In order to make women feel, I don't know, womanly, Greg writes, they need to stay out of the battlefield. Hey Greg, have you heard of the Dahomey Amazons, though?

"But our God, our nature, our love must firmly say, You are too precious, my mother, my daughter, my beloved. It is my glory to die that you may live."

Greg has yet to prove that nature demands men to fight and women to stay behind. His view is completely ahistorical.

"But our God, our nature, our love must firmly say, You are too precious, my mother, my daughter, my beloved. It is my glory to die that you may live."

"We used to be attuned enough to know how shameful it is for men to hide behind their women, hoping she will take down Goliath. Have we forgotten how precious our women are? Have we forgotten that it is our glory to die in their place?"

Greg, you still haven't offered any evidence for these gender roles which I'm now assuming are imaginary. Is it really shameful to stand beside a strong woman? Or is your masculinity a little bit fragile? Or have you forgotten about all the women who have served in combat throughout human history?

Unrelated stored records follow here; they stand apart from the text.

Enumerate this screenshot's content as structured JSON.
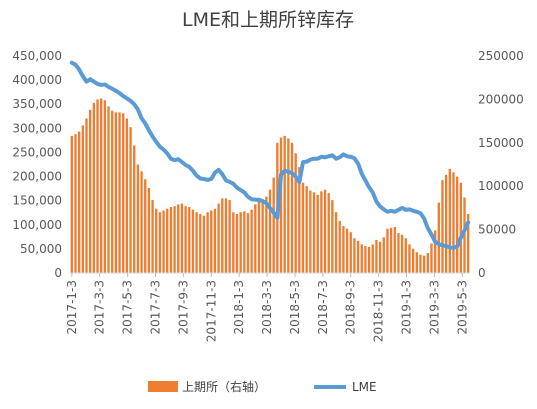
{
  "chart_data": {
    "type": "bar",
    "title": "LME和上期所锌库存",
    "legend": {
      "position": "bottom"
    },
    "grid": false,
    "x_tick_labels": [
      "2017-1-3",
      "2017-3-3",
      "2017-5-3",
      "2017-7-3",
      "2017-9-3",
      "2017-11-3",
      "2018-1-3",
      "2018-3-3",
      "2018-5-3",
      "2018-7-3",
      "2018-9-3",
      "2018-11-3",
      "2019-1-3",
      "2019-3-3",
      "2019-5-3"
    ],
    "y_left": {
      "range": [
        0,
        450000
      ],
      "ticks": [
        "0",
        "50,000",
        "100,000",
        "150,000",
        "200,000",
        "250,000",
        "300,000",
        "350,000",
        "400,000",
        "450,000"
      ]
    },
    "y_right": {
      "range": [
        0,
        250000
      ],
      "ticks": [
        "0",
        "50000",
        "100000",
        "150000",
        "200000",
        "250000"
      ]
    },
    "series": [
      {
        "name": "上期所（右轴）",
        "type": "bar",
        "axis": "right",
        "color": "#ED7D31",
        "values": [
          158000,
          160000,
          163000,
          170000,
          178000,
          188000,
          196000,
          200000,
          201000,
          199000,
          192000,
          187000,
          185000,
          185000,
          184000,
          178000,
          168000,
          147000,
          125000,
          117000,
          108000,
          98000,
          84000,
          74000,
          70000,
          72000,
          74000,
          76000,
          77000,
          79000,
          80000,
          77000,
          76000,
          73000,
          70000,
          68000,
          66000,
          70000,
          72000,
          74000,
          80000,
          86000,
          86000,
          84000,
          70000,
          68000,
          70000,
          71000,
          69000,
          73000,
          79000,
          83000,
          85000,
          88000,
          96000,
          110000,
          150000,
          156000,
          158000,
          155000,
          150000,
          138000,
          122000,
          104000,
          100000,
          95000,
          93000,
          90000,
          94000,
          96000,
          92000,
          84000,
          70000,
          60000,
          54000,
          51000,
          47000,
          40000,
          37000,
          33000,
          31000,
          30000,
          33000,
          38000,
          36000,
          41000,
          51000,
          52000,
          53000,
          46000,
          44000,
          40000,
          33000,
          28000,
          24000,
          21000,
          20000,
          23000,
          34000,
          49000,
          81000,
          107000,
          113000,
          120000,
          116000,
          111000,
          104000,
          87000,
          68000
        ]
      },
      {
        "name": "LME",
        "type": "line",
        "axis": "left",
        "color": "#5B9BD5",
        "values": [
          436000,
          432000,
          422000,
          408000,
          397000,
          402000,
          397000,
          392000,
          390000,
          391000,
          386000,
          382000,
          378000,
          373000,
          367000,
          362000,
          357000,
          350000,
          339000,
          321000,
          310000,
          296000,
          283000,
          272000,
          262000,
          256000,
          248000,
          237000,
          234000,
          236000,
          230000,
          224000,
          220000,
          212000,
          202000,
          196000,
          195000,
          193000,
          195000,
          208000,
          214000,
          205000,
          192000,
          189000,
          185000,
          177000,
          172000,
          167000,
          158000,
          153000,
          152000,
          152000,
          149000,
          145000,
          135000,
          125000,
          114000,
          204000,
          212000,
          210000,
          207000,
          200000,
          188000,
          230000,
          231000,
          235000,
          237000,
          237000,
          241000,
          240000,
          242000,
          244000,
          237000,
          240000,
          246000,
          242000,
          241000,
          238000,
          227000,
          206000,
          192000,
          178000,
          167000,
          148000,
          138000,
          132000,
          127000,
          129000,
          127000,
          131000,
          135000,
          131000,
          132000,
          129000,
          127000,
          124000,
          113000,
          93000,
          80000,
          65000,
          60000,
          57000,
          56000,
          53000,
          52000,
          55000,
          73000,
          88000,
          105000
        ]
      }
    ]
  }
}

"God’s story for all eternity consists of a Son who slew a Dragon to save a Bride. Jesus did not put his woman forward, and neither should we. Where Adam failed, Jesus succeeded. He is the Good Shepherd who laid his life down for his people. Even from the cross, God’s wrath crushing him, he saw to the welfare of his mother (John 19:26–27). Should we so cowardly send our women to protect our children and us? Protecting our women with our very lives is not about their competency, but their value."

And there it is, the implication that men assume the role of Jesus, and women are lower status humans because they are not allowed to assume any type leadership role. Coming from a guy who also wrote a lament about men becoming too feminine, this should be no surprise.

I conclude that Greg's main problem is women.